26th November 2024 ---------------------------------------------------¶
Analysis of the plots above from LRC tank circuit:
- Our chi-squared is quite high (around 370) which I think is to do with the uncertainty. And I think we could have taken more data given more time to see if we could get a better fit.
- The residuals plot and the histogram both show that the model is not really fitting the data well, but I think it is because the curve is asymmetrical so maybe adding an offset, or chopping off the right tail would make it better.

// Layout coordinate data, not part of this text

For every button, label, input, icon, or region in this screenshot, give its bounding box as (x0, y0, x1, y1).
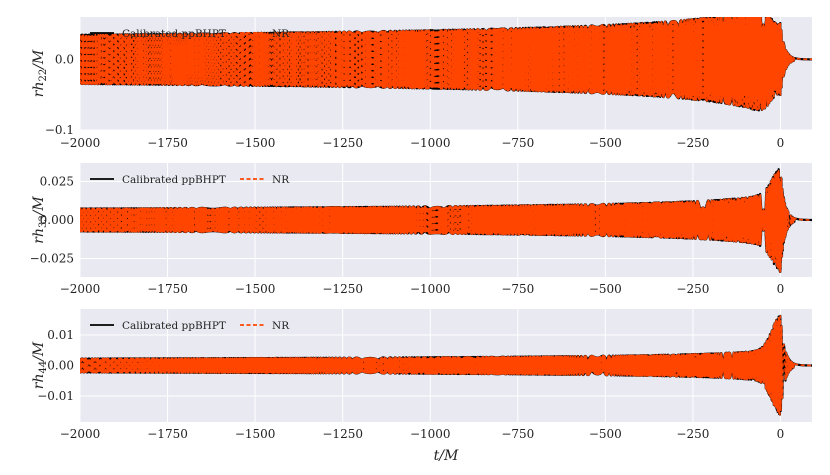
x-tick-label: −500 (589, 427, 622, 441)
x-tick-label: −1250 (322, 136, 363, 150)
x-tick-label: −1750 (147, 427, 188, 441)
series-line-nr (80, 17, 812, 112)
y-tick-label: 0.025 (40, 174, 74, 188)
y-tick-label: −0.025 (30, 252, 74, 266)
legend-label: Calibrated ppBHPT (122, 174, 226, 186)
x-tick-label: −1500 (235, 427, 276, 441)
y-tick-label: 0.00 (47, 359, 74, 373)
legend-label: NR (272, 174, 290, 186)
x-tick-label: −250 (676, 282, 709, 296)
x-tick-label: −1500 (235, 282, 276, 296)
legend-label: NR (272, 28, 290, 40)
x-tick-label: −500 (589, 136, 622, 150)
x-tick-label: −1500 (235, 136, 276, 150)
legend-label: Calibrated ppBHPT (122, 28, 226, 40)
legend: Calibrated ppBHPT NR (90, 320, 290, 332)
x-tick-label: −2000 (60, 282, 101, 296)
x-tick-label: −500 (589, 282, 622, 296)
x-tick-label: −1250 (322, 427, 363, 441)
x-tick-label: 0 (777, 136, 785, 150)
x-tick-label: −1250 (322, 282, 363, 296)
x-tick-label: −1000 (410, 136, 451, 150)
y-axis-label: rh44/M (31, 341, 49, 389)
series-line-nr (80, 315, 812, 416)
x-tick-label: −2000 (60, 427, 101, 441)
x-tick-label: −750 (501, 427, 534, 441)
x-tick-label: −750 (501, 136, 534, 150)
legend: Calibrated ppBHPT NR (90, 174, 290, 186)
series-line-nr (80, 168, 812, 273)
panel-2: −2000 −1750 −1500 −1250 −1000 −750 −500 −250 0 0.… (30, 163, 812, 296)
y-tick-label: 0.0 (55, 52, 74, 66)
x-tick-label: −750 (501, 282, 534, 296)
y-axis-label: rh33/M (31, 196, 49, 244)
panel-1: −2000 −1750 −1500 −1250 −1000 −750 −500 −250 0 0.… (31, 17, 812, 150)
legend-label: NR (272, 320, 290, 332)
legend: Calibrated ppBHPT NR (90, 28, 290, 40)
x-tick-label: −1000 (410, 282, 451, 296)
y-tick-label: 0.000 (40, 213, 74, 227)
x-axis-label: t/M (434, 448, 459, 464)
panel-3: −2000 −1750 −1500 −1250 −1000 −750 −500 −250 0 0.… (31, 309, 812, 464)
x-tick-label: −2000 (60, 136, 101, 150)
x-tick-label: −1750 (147, 282, 188, 296)
y-tick-label: −0.01 (37, 389, 74, 403)
legend-label: Calibrated ppBHPT (122, 320, 226, 332)
y-tick-label: 0.01 (47, 328, 74, 342)
x-tick-label: −1750 (147, 136, 188, 150)
y-axis-label: rh22/M (31, 49, 49, 97)
x-tick-label: −250 (676, 136, 709, 150)
x-tick-label: −250 (676, 427, 709, 441)
x-tick-label: 0 (777, 282, 785, 296)
y-tick-label: −0.1 (45, 123, 74, 137)
x-tick-label: 0 (777, 427, 785, 441)
x-tick-label: −1000 (410, 427, 451, 441)
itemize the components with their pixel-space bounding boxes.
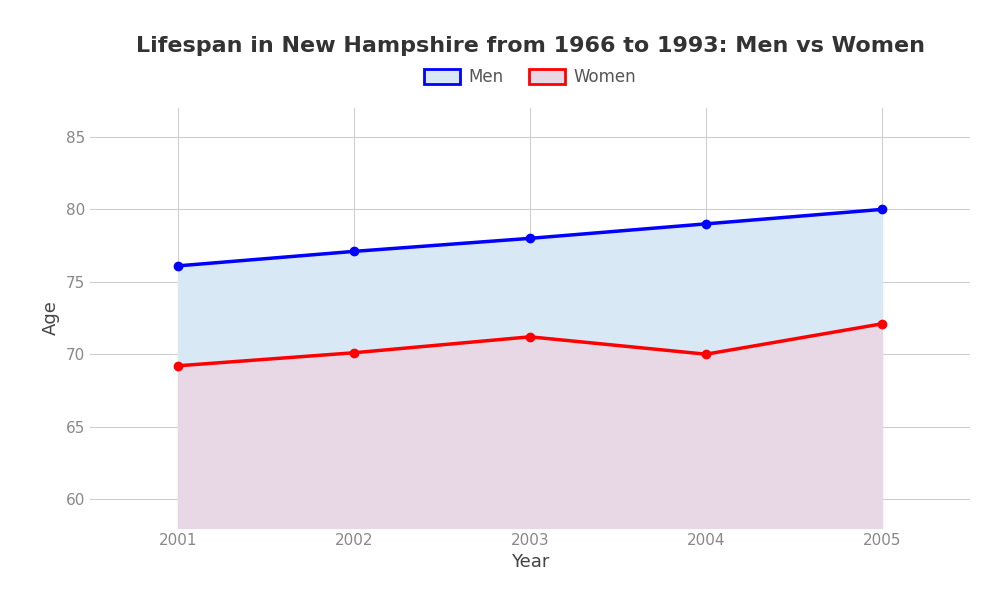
Y-axis label: Age: Age: [42, 301, 60, 335]
Legend: Men, Women: Men, Women: [417, 62, 643, 93]
Title: Lifespan in New Hampshire from 1966 to 1993: Men vs Women: Lifespan in New Hampshire from 1966 to 1…: [136, 37, 924, 56]
X-axis label: Year: Year: [511, 553, 549, 571]
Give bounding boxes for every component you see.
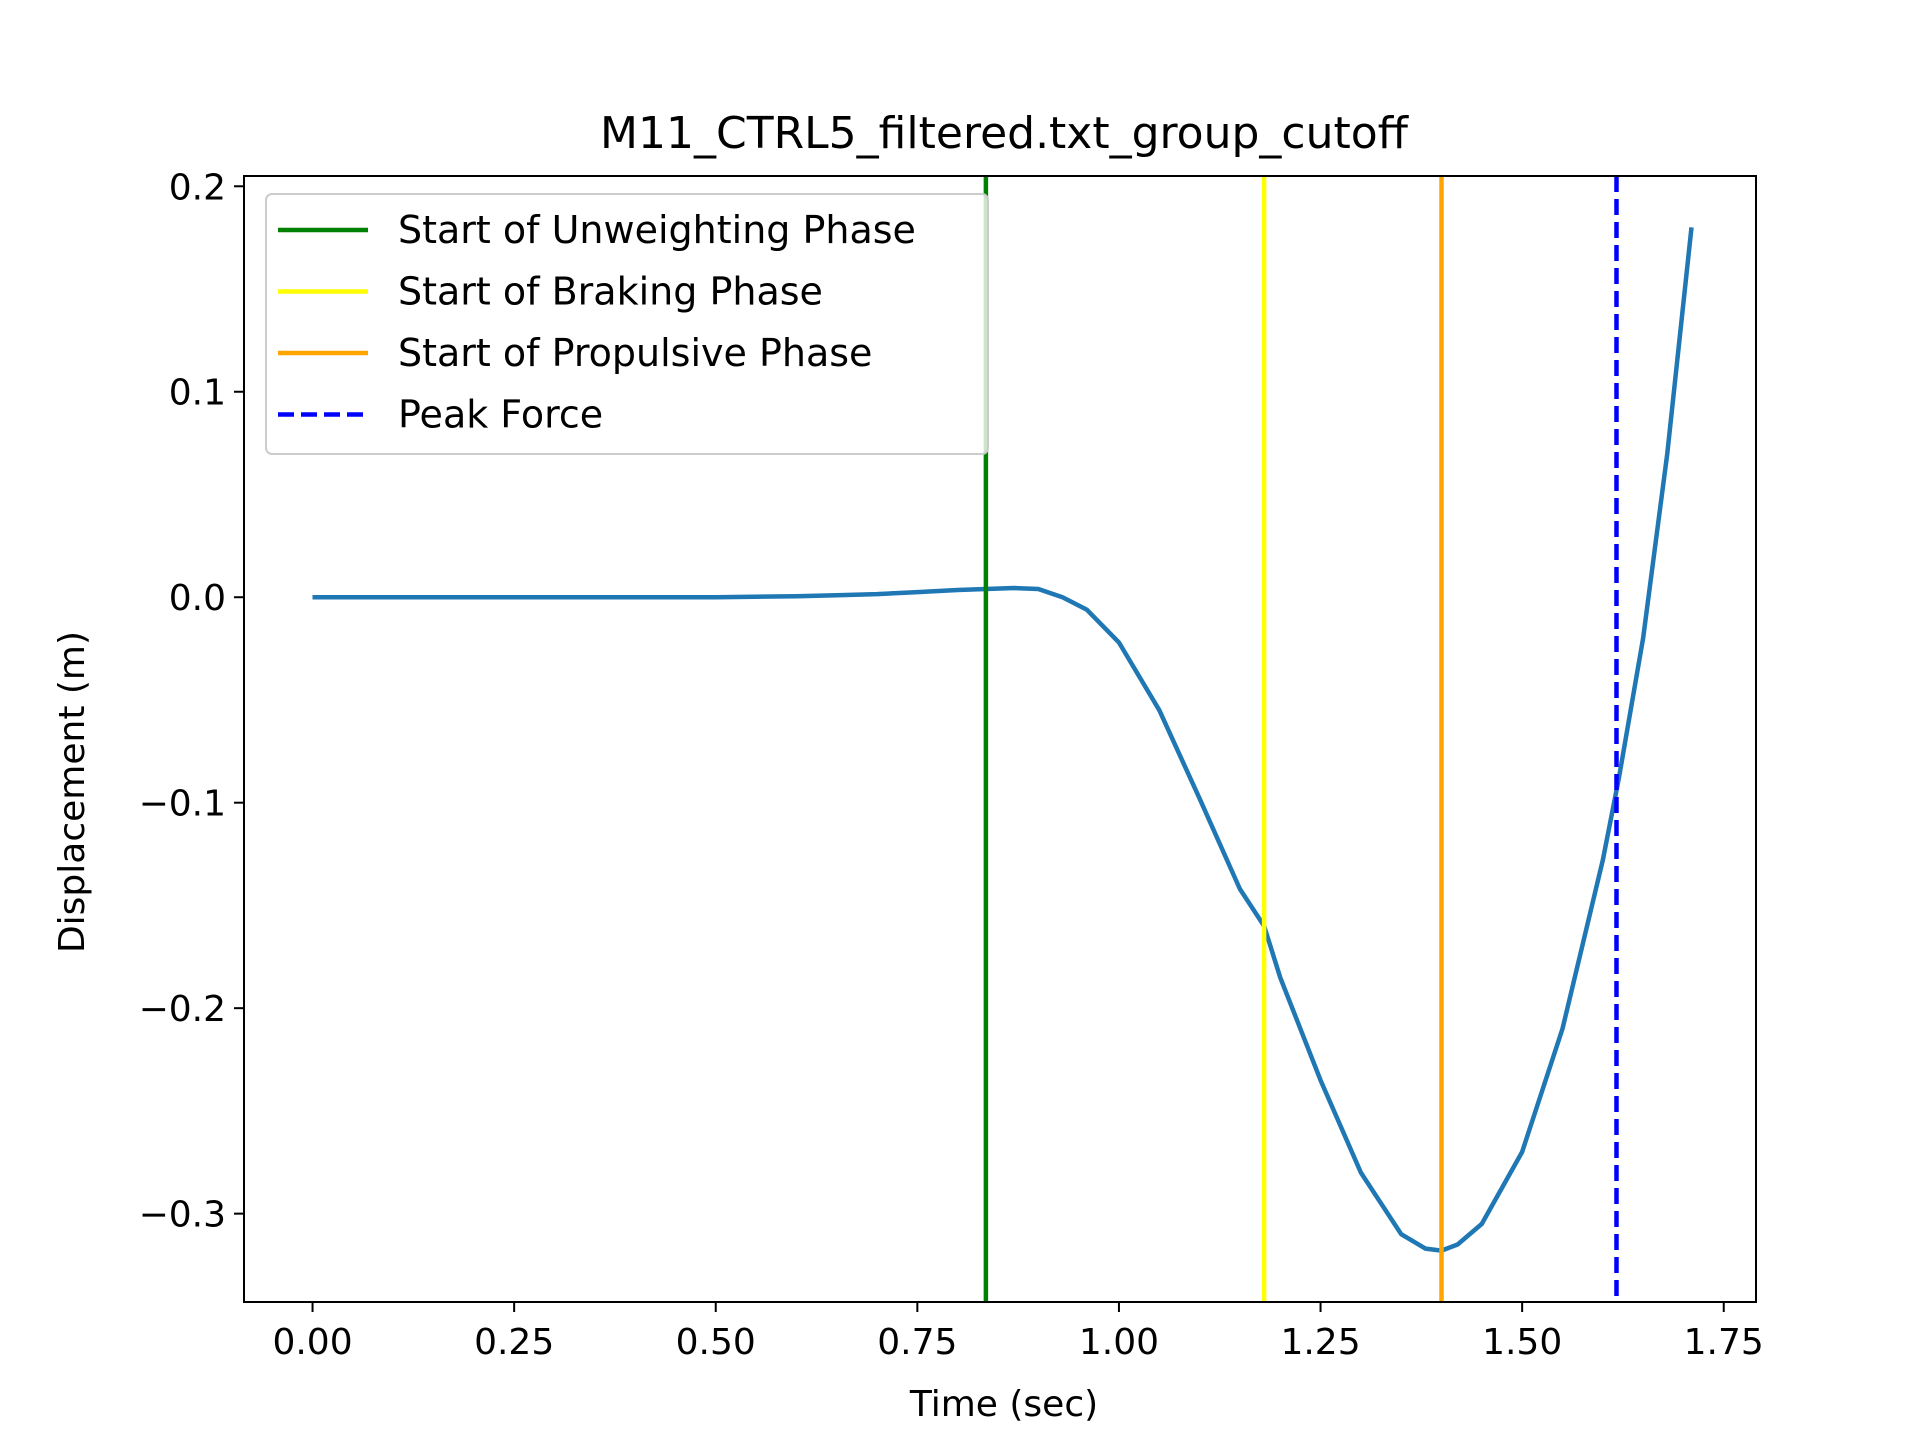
y-tick-label: −0.1 [139,784,226,825]
x-tick-label: 1.75 [1684,1322,1764,1363]
y-tick-label: −0.3 [139,1195,226,1236]
legend-label-start-of-braking-phase: Start of Braking Phase [398,270,823,314]
legend-box [265,193,989,455]
legend-label-peak-force: Peak Force [398,393,603,437]
y-tick-label: 0.1 [169,373,226,414]
plot-frame [243,175,1757,1303]
x-axis-label: Time (sec) [909,1384,1098,1425]
series-line-0 [312,227,1694,1253]
x-axis: 0.00 0.25 0.50 0.75 1.00 1.25 1.50 1.75 [272,1302,1764,1363]
y-tick-label: 0.2 [169,167,226,208]
x-tick-label: 0.75 [877,1322,957,1363]
legend-label-start-of-propulsive-phase: Start of Propulsive Phase [398,331,872,375]
x-tick-label: 0.50 [676,1322,756,1363]
legend: Start of Unweighting Phase Start of Braki… [265,193,989,455]
y-axis: 0.2 0.1 0.0 −0.1 −0.2 −0.3 [139,167,244,1236]
chart-title: M11_CTRL5_filtered.txt_group_cutoff [600,108,1410,159]
x-tick-label: 1.00 [1079,1322,1159,1363]
x-tick-label: 1.50 [1482,1322,1562,1363]
legend-label-start-of-unweighting-phase: Start of Unweighting Phase [398,208,916,252]
x-tick-label: 0.25 [474,1322,554,1363]
x-tick-label: 1.25 [1280,1322,1360,1363]
x-tick-label: 0.00 [272,1322,352,1363]
y-tick-label: −0.2 [139,989,226,1030]
y-tick-label: 0.0 [169,578,226,619]
y-axis-label: Displacement (m) [52,631,93,953]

But I don't think it is necessary to do that because the data above shows the true LRC curve.
- Reporting the parameters from the fit above: We have frequency at 675.5 ± 0.233 kHz, input voltage at 1.948 ± 0.0129V, and gamma at 197.2 ± 3.25, these values are kind of off from the values we calculated and I am assuming it is because of the model is not fitting the data well enough.
Testing the AM radio¶
- We will test our AM radio while having the CH2 on and triggering from the scope on CH2, and connect the antenna like so (only added for the connection, everything else in our circuit is the same as before). We will tune the capacitor and the resistor so we can get the maximum amplitude on the oscillator, and then also tune it so that we get little/no noise. We will add image of the circuit with the speaker and the antenna connections below too:
Final Circuit:
Max amplitude signal:
Min amplitude signal:
Notes on the final circuit, debugging and more:¶
- We heard the radio on the speakers! Very cool :)
- Our amplifier had clipping on the screenshots above which is a flaw to the circuit which comes from the op-amp's limitations. A screen shot of this was also included above in the amplifier section of the report above (part 1).
- In terms of the biggest pitfalls of the circuit, I think what could have been improved was that we could have used a bigger breadboard to allow for more room considering how many components there are. I also think that to tested the circuit using the amplifier took a lot of time - I think there was a way to set up the frequency generator to test the breadboard which would have been more efficient and quicker.
- I think the way we would ensure the debugging process was smoother if we were to remake this circuit or a more complex circuit, would be to follow through and break the circuit into chunks (isolate each part of the circuit), and manually following through with the wire connections, comparing with a proper correct circuit diagram - I think that was the most helpful. I think this debugging process was something that needed to be practiced and the AM radio gave us a way to do that, which is amazing.